The local Age-Friendly chapter has a successful relationship with local leaders and was already providing volunteer assistance to shut-in seniors.
"When they came to us, who would say no to this idea?" said San Anselmo town manager David Donery, who admits he sometimes leaves the house and forgets a mask.
"You're busy and you walk out the door, sometimes people pull up their shirts, knowing they need one, but this way, voila there's a mask!"
Donery calls the project a great example of compassion and community.
Mask trees may sprout next in Mill Valley and Corte Madera.

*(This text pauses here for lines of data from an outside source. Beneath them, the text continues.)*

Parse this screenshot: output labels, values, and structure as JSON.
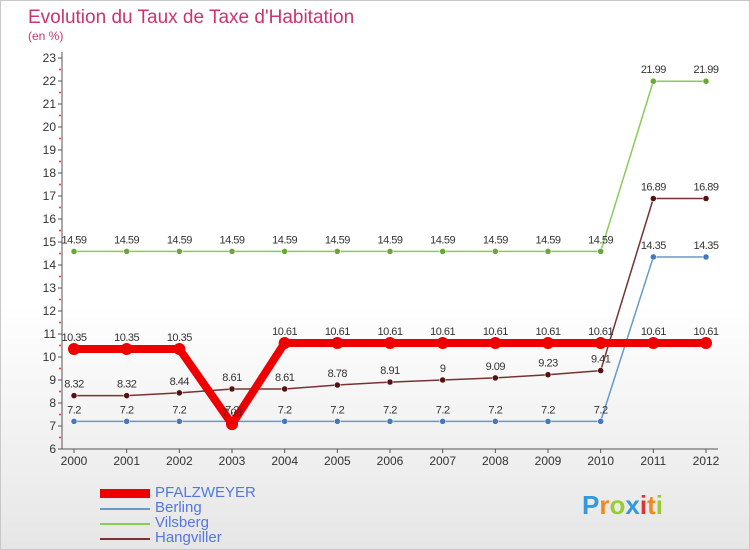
{
  "title": "Evolution du Taux de Taxe d'Habitation",
  "subtitle": "(en %)",
  "chart_data": {
    "type": "line",
    "title": "Evolution du Taux de Taxe d'Habitation",
    "ylabel": "(en %)",
    "xlabel": "",
    "ylim": [
      6,
      23
    ],
    "grid": false,
    "categories": [
      "2000",
      "2001",
      "2002",
      "2003",
      "2004",
      "2005",
      "2006",
      "2007",
      "2008",
      "2009",
      "2010",
      "2011",
      "2012"
    ],
    "yticks": [
      6,
      7,
      8,
      9,
      10,
      11,
      12,
      13,
      14,
      15,
      16,
      17,
      18,
      19,
      20,
      21,
      22,
      23
    ],
    "series": [
      {
        "name": "Vilsberg",
        "color": "#88cc55",
        "marker": "#66aa33",
        "values": [
          14.59,
          14.59,
          14.59,
          14.59,
          14.59,
          14.59,
          14.59,
          14.59,
          14.59,
          14.59,
          14.59,
          21.99,
          21.99
        ],
        "labels": [
          "14.59",
          "14.59",
          "14.59",
          "14.59",
          "14.59",
          "14.59",
          "14.59",
          "14.59",
          "14.59",
          "14.59",
          "14.59",
          "21.99",
          "21.99"
        ]
      },
      {
        "name": "Berling",
        "color": "#6699cc",
        "marker": "#4477bb",
        "values": [
          7.2,
          7.2,
          7.2,
          7.2,
          7.2,
          7.2,
          7.2,
          7.2,
          7.2,
          7.2,
          7.2,
          14.35,
          14.35
        ],
        "labels": [
          "7.2",
          "7.2",
          "7.2",
          "7.2",
          "7.2",
          "7.2",
          "7.2",
          "7.2",
          "7.2",
          "7.2",
          "7.2",
          "14.35",
          "14.35"
        ]
      },
      {
        "name": "Hangviller",
        "color": "#773333",
        "marker": "#551111",
        "values": [
          8.32,
          8.32,
          8.44,
          8.61,
          8.61,
          8.78,
          8.91,
          9,
          9.09,
          9.23,
          9.41,
          16.89,
          16.89
        ],
        "labels": [
          "8.32",
          "8.32",
          "8.44",
          "8.61",
          "8.61",
          "8.78",
          "8.91",
          "9",
          "9.09",
          "9.23",
          "9.41",
          "16.89",
          "16.89"
        ]
      },
      {
        "name": "PFALZWEYER",
        "color": "#ee0000",
        "marker": "#ee0000",
        "values": [
          10.35,
          10.35,
          10.35,
          7.08,
          10.61,
          10.61,
          10.61,
          10.61,
          10.61,
          10.61,
          10.61,
          10.61,
          10.61
        ],
        "labels": [
          "10.35",
          "10.35",
          "10.35",
          "7.08",
          "10.61",
          "10.61",
          "10.61",
          "10.61",
          "10.61",
          "10.61",
          "10.61",
          "10.61",
          "10.61"
        ]
      }
    ],
    "legend": [
      "PFALZWEYER",
      "Berling",
      "Vilsberg",
      "Hangviller"
    ],
    "legend_position": "bottom-left"
  },
  "logo": {
    "letters": [
      "P",
      "r",
      "o",
      "x",
      "i",
      "t",
      "i"
    ],
    "colors": [
      "#3399dd",
      "#ee8822",
      "#99cc33",
      "#3399dd",
      "#dd3333",
      "#ee8822",
      "#99cc33"
    ]
  }
}
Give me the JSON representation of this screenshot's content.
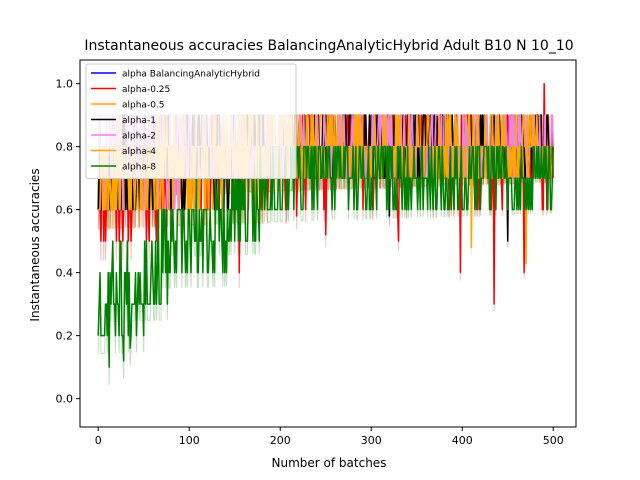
{
  "chart_data": {
    "type": "line",
    "title": "Instantaneous accuracies BalancingAnalyticHybrid Adult B10 N 10_10",
    "xlabel": "Number of batches",
    "ylabel": "Instantaneous accuracies",
    "xlim": [
      -20,
      525
    ],
    "ylim": [
      -0.09,
      1.075
    ],
    "xticks": [
      0,
      100,
      200,
      300,
      400,
      500
    ],
    "yticks": [
      0.0,
      0.2,
      0.4,
      0.6,
      0.8,
      1.0
    ],
    "xtick_labels": [
      "0",
      "100",
      "200",
      "300",
      "400",
      "500"
    ],
    "ytick_labels": [
      "0.0",
      "0.2",
      "0.4",
      "0.6",
      "0.8",
      "1.0"
    ],
    "grid": false,
    "legend_position": "top-left",
    "legend": [
      {
        "label": "alpha BalancingAnalyticHybrid",
        "color": "#0000ff"
      },
      {
        "label": "alpha-0.25",
        "color": "#ff0000"
      },
      {
        "label": "alpha-0.5",
        "color": "#ffa500"
      },
      {
        "label": "alpha-1",
        "color": "#000000"
      },
      {
        "label": "alpha-2",
        "color": "#ee82ee"
      },
      {
        "label": "alpha-4",
        "color": "#ffa500"
      },
      {
        "label": "alpha-8",
        "color": "#008000"
      }
    ],
    "series": [
      {
        "name": "alpha-0.25",
        "color": "#ff0000",
        "base": 0.78,
        "amp": 0.16,
        "lo": 0.3,
        "hi": 1.0,
        "early": 0.68,
        "seed": 11,
        "spikes": [
          [
            155,
            0.4
          ],
          [
            218,
            0.58
          ],
          [
            398,
            0.4
          ],
          [
            435,
            0.3
          ],
          [
            468,
            0.4
          ],
          [
            490,
            1.0
          ],
          [
            250,
            0.52
          ],
          [
            330,
            0.5
          ]
        ]
      },
      {
        "name": "alpha-0.5",
        "color": "#ffa500",
        "base": 0.78,
        "amp": 0.14,
        "lo": 0.43,
        "hi": 1.0,
        "early": 0.7,
        "seed": 23,
        "spikes": [
          [
            470,
            0.43
          ],
          [
            410,
            0.48
          ]
        ]
      },
      {
        "name": "alpha-1",
        "color": "#000000",
        "base": 0.8,
        "amp": 0.14,
        "lo": 0.45,
        "hi": 1.0,
        "early": 0.72,
        "seed": 37,
        "spikes": [
          [
            320,
            0.58
          ],
          [
            450,
            0.5
          ]
        ]
      },
      {
        "name": "alpha-2",
        "color": "#ee82ee",
        "base": 0.8,
        "amp": 0.13,
        "lo": 0.5,
        "hi": 1.0,
        "early": 0.75,
        "seed": 41,
        "spikes": []
      },
      {
        "name": "alpha-4",
        "color": "#ffa500",
        "base": 0.78,
        "amp": 0.13,
        "lo": 0.43,
        "hi": 1.0,
        "early": 0.72,
        "seed": 53,
        "spikes": []
      },
      {
        "name": "alpha-8",
        "color": "#008000",
        "base": 0.72,
        "amp": 0.14,
        "lo": 0.1,
        "hi": 1.0,
        "early": 0.3,
        "seed": 67,
        "spikes": [
          [
            5,
            0.2
          ],
          [
            12,
            0.1
          ],
          [
            28,
            0.12
          ],
          [
            35,
            0.16
          ]
        ]
      }
    ],
    "x_range": [
      0,
      500
    ]
  }
}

"That's a real source of pride and if people have the capacity to do this, they should, it makes people feel good," said Donery.
Organizers get a variety of reactions when they hang the masks.
"Some people say it's like Christmas," said Robinson," and some say they've been wearing their mask for weeks, they're tired of it, so they give me some money and grab a new one."
Recently she received a cash donation and heartfelt thanks from a palliative-care nurse.
"She said she takes care of people who are dying of COVID, and she just wishes more people would wear masks, and what we are doing is so important."
Educational signs accompany the mask tree, explaining the purpose and importance of masks.
"I hope this spreads through the Bay Area and beyond so people don't hesitate to put on a mask," said Robinson. "Let's make it fun, let's make it easy, let's get rid of this pandemic."